Detering nähert sich dem Phänomen Dylan chronologisch - ein ganz großes Plus dabei ist, dass er sich dabei auch ausreichend Raum gibt für den "Spät-Dylan"; so findet sich z. B. auch ein kleineres Kapitel über Dylans "Chronicles" (aber eben nicht nur).

Der Autor nimmt dabei kein Blatt vor dem Mund - die Mittachtziger-Phase wird z. B. "gnadenlos" als Krise gedeutet - und dennoch spürt man auch hier, wie sehr der Autor sein Thema liebt. Plötzlich hat man sie wieder vor Augen - jene Zeit, in der man sich als Fan bei Dylan-Konzerten vor allem auch um die Gesundheit des Ausnahmekünstlers sorgte.

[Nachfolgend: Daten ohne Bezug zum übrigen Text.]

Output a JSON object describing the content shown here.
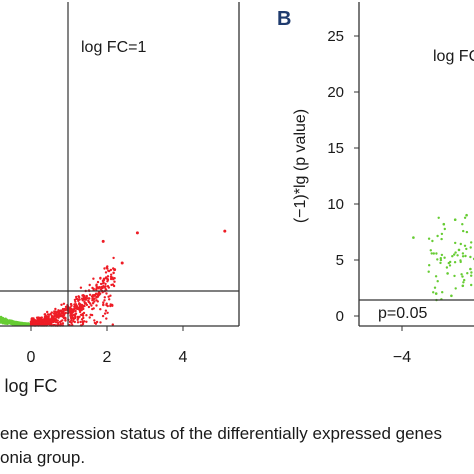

An zwei, drei Stellen meine ich, dass Detering falsch informiert ist - so z. B., wenn er schreibt, dass Dylan in Bezug auf "Blood On The Tracks" (1975) in Interviews oft die autobiografischen Züge herausstellte (wies er das nicht immer brüsk zurück), aber solche Schwächen finden sich außerordentlich selten, soweit ich das überhaupt zu beurteilen vermag.

Es gibt also nichts Grundsätzliches zu kritisieren - im Gegenteil: ein lesenswertes Buch (vor allem auch für diesen Preis!). Das einzig wirklich Negative ist, dass man das Buch so schnell gelesen hat. Detering schreibt so einnehmend, dass man gerne noch mehr über Dylan aus der Feder dieses klugen Autors lesen würde. Absolut zu empfehlen!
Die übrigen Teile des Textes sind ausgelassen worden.